Nitric oxide synthase isoform expression in a porcine model of granulation tissue formation

Abstract

Background: This study was designed to determine whether the nitric oxide (NO) pathway is involved in wound granulation tissue formation.

Methods: A section of the pig abdominal wall (excluding the skin) was excised, creating an incisional hernia. The resulting defect was repaired with silicone sheeting in a manner that mimics a temporary abdominal wall closure. During the 14-day experimental period, porcine omentum adhered to the peritoneal edges of the defect and a highly vascularized granulation tissue formed on both sides of the sheeting. Granulation tissue thickness and wound fluid volume were monitored by ultrasonography and epigastric artery flow velocity was monitored by color Doppler flow analysis at days 2, 4, 7, 9, 11, and 14. Fluid was serially harvested from the wound compartment at days 2, 4, 7, 9, 11, and 14 for nitrite/ nitrate (NOx) analysis. Finally, granulation tissue was harvested at day 14 for immunohistochemical and molecular analyses.

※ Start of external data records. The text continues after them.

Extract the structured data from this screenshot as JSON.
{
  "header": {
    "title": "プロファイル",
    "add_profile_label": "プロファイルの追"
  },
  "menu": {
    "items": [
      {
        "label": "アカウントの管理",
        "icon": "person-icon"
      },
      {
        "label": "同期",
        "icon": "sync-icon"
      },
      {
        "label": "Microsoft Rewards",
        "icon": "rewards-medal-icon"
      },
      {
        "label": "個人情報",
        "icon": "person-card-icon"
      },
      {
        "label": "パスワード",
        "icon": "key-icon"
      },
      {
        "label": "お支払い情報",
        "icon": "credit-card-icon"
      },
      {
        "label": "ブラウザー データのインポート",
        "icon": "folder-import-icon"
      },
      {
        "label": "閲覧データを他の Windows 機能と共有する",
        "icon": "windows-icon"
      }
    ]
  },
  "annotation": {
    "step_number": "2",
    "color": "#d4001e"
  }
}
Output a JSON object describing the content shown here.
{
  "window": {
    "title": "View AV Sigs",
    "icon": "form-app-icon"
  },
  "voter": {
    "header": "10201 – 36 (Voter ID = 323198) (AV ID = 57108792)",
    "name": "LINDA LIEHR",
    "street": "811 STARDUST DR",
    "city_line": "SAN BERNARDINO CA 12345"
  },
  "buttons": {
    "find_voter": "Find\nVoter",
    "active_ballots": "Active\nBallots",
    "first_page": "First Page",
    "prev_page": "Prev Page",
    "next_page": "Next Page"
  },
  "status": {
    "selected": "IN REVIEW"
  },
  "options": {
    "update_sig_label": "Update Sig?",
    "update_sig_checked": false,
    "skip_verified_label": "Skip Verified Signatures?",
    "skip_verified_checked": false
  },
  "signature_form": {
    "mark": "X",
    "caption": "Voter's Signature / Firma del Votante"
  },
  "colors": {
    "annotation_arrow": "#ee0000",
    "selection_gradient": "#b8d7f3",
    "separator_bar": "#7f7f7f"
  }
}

Results: There was a significant increase in granulation tissue thickness and wound fluid volume during the 14-day study period. Blood flow to the wound increased significantly by day 4 and returned toward baseline by day 14. Wound fluid NOx levels significantly increased from days 7 to 11 and then decreased to near baseline values by day 14. Wound fluid arginine levels significantly decreased when compared with peritoneal fluid and plasma levels at day 14, while wound fluid ornithine levels significantly increased. Immunohistochemical analysis of granulation tissue at day 14 revealed nitric oxide synthase (NOS) 2 was present in the majority of the cells in the granulation tissue. NOS 3 was expressed in endothelial cells only, and NOS 1 expression was not observed in the granulation tissue.

Conclusions: This study suggests that NO, NOS 2, and arginine may play critical roles in granulation tissue formation and wound healing. Arginase and NOS 2 may compete for available arginine as a substrate, thereby limiting later NO production in favor of sustained ornithine synthesis.